Esta pobreza espiritual –observa el teólogo– “es una situación en la que se vuelve evidente que
el único recurso posible y verdaderamente sensato es pedir la intervención del poder divino, porque los esfuerzos humanos son completamente insuficientes”. Es esta
una llamada a la oración continua, que es fruto y alimento de la fe, como medio principal para la acción del cristiano.
Pues bien, afirma claramente este teólogo:
son los santos los que
aprecian estos momentos, estas situaciones y estos medios. “Porque es
entonces cuando se ven forzados a no contar con nadie sino con Dios y,
haciéndolo así, a la vez que manifiestan la fe y la caridad, encuentran
al Dios vivo”.
Con otras palabras también del autor, los cristianos están llamados a colaborar en
la salvación que se produce con medios divinos.

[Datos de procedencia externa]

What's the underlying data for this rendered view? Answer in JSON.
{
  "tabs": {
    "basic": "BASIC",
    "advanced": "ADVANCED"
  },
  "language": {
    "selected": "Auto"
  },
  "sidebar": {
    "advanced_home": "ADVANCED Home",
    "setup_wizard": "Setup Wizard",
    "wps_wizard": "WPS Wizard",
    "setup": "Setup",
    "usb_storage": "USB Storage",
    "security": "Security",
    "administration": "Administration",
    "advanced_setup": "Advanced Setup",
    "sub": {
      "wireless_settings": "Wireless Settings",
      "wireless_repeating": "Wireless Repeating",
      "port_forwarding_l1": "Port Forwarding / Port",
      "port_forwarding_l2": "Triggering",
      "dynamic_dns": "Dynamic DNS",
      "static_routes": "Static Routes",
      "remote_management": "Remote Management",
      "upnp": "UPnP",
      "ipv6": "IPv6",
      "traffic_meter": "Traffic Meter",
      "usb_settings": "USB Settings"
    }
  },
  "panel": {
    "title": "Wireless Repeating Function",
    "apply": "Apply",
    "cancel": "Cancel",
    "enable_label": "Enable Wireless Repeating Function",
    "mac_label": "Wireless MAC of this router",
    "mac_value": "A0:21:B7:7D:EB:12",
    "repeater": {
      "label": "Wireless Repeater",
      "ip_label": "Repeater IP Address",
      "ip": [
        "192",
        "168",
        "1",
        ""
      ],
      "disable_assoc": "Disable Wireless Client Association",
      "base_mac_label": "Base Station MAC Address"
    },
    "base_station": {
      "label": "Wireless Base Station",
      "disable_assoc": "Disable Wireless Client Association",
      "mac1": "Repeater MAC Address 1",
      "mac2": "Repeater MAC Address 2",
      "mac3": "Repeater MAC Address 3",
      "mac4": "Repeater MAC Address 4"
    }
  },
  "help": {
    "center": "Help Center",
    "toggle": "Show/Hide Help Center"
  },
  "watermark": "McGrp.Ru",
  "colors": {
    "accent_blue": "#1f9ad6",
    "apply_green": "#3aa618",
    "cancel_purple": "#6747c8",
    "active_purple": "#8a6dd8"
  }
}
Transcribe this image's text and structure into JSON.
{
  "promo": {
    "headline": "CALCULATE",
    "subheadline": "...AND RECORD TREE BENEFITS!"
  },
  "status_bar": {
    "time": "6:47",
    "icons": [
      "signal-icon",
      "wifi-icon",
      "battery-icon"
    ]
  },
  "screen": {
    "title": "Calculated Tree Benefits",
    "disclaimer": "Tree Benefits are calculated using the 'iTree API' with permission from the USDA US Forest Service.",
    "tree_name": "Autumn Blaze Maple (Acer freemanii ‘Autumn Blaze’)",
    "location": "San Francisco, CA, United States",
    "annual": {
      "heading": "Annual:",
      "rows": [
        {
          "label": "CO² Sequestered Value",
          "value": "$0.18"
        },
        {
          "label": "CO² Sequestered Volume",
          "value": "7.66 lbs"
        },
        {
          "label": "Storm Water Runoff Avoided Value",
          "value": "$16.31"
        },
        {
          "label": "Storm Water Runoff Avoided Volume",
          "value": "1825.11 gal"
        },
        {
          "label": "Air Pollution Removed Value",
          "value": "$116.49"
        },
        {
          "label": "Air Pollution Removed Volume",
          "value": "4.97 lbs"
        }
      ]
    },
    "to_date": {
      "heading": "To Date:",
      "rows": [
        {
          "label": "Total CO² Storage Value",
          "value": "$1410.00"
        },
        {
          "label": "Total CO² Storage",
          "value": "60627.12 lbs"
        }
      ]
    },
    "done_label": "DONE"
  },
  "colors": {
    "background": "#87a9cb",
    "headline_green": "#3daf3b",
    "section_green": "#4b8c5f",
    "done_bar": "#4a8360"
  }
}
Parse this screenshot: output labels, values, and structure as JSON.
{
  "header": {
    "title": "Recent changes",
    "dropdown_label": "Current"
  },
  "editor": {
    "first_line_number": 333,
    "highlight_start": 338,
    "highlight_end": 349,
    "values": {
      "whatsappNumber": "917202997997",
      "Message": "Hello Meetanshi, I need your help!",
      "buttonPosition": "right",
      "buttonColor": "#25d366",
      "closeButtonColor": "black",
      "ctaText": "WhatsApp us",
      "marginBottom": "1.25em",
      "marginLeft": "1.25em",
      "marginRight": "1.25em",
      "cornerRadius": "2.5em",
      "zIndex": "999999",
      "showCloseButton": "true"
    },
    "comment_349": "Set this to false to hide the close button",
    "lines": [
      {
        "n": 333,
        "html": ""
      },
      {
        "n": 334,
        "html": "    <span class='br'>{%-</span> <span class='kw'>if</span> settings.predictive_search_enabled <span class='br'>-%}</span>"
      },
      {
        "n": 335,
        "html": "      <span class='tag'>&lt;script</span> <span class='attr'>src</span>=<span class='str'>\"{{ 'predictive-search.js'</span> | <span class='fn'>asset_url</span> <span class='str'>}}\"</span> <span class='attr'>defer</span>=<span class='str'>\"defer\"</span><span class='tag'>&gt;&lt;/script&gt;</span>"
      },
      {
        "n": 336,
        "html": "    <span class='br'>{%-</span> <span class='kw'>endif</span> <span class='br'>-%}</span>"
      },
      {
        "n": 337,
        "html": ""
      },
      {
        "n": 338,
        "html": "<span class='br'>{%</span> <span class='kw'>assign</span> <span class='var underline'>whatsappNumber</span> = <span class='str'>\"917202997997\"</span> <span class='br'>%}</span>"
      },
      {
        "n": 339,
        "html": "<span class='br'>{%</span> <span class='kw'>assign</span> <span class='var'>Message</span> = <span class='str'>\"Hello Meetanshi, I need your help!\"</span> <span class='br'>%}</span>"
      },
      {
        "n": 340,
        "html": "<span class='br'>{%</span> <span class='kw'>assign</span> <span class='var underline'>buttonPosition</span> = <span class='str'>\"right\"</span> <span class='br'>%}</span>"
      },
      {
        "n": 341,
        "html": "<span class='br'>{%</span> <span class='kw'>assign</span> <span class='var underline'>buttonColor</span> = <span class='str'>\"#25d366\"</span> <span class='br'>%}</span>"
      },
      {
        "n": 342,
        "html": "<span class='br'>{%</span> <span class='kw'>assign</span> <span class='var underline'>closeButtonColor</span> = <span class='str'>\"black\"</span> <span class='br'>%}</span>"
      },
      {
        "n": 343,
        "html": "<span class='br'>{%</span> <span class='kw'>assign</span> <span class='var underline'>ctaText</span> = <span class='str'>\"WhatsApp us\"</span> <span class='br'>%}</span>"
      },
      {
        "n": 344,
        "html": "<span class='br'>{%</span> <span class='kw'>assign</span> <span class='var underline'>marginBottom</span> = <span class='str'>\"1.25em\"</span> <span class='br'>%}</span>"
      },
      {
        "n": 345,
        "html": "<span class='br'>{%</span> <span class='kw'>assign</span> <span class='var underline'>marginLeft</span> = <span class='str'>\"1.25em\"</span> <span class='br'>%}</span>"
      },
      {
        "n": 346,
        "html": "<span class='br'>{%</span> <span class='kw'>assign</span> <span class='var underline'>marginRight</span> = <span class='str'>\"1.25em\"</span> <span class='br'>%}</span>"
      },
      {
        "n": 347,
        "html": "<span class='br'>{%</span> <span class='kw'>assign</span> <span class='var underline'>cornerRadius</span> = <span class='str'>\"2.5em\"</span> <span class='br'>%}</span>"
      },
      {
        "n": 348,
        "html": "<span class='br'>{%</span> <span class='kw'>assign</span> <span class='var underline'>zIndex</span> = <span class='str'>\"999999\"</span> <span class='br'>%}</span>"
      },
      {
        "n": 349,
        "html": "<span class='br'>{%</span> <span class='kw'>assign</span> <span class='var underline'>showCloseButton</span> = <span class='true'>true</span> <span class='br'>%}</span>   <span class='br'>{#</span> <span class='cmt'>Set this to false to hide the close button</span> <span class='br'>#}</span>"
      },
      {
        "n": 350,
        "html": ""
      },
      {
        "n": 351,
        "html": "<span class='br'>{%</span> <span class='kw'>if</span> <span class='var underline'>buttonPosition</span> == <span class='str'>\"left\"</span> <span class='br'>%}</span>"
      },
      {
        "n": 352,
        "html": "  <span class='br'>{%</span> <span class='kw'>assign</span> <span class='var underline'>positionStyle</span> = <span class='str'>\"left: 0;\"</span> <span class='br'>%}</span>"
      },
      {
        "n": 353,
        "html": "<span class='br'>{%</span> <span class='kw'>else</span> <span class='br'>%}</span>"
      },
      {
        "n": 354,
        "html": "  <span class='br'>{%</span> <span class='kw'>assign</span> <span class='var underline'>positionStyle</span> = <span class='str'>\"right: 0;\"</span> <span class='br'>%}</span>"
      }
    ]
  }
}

Por eso, si quisieran salvar el mundo (y la Iglesia) solo con medios
naturales, sus esfuerzos están destinados a fracasar y muy pronto
muestran su inutilidad.
En consecuencia, “reconocer que los retos superan completamente las
expectativas, los medios y las capacidades, y nos sitúan en una
situación de profunda pobreza espiritual, es, de hecho,
una bendición”. Y esto es así,
porque las dificultades fuerzan a una profundización de la fe
y a la convicción de que los gestos pobres y en apariencia inútiles,
son alimentados desde dentro por la potencia del amor divino.
Y de ahí la conclusión: “El hospital de campaña que es la Iglesia vive en la
alabanza, la
admiración y la
gratitud hacia el Dios que implora –de nosotros– corazones,
manos y gestos humanos para que
un poco de Su amor divino se haga presente aquí y ahora”.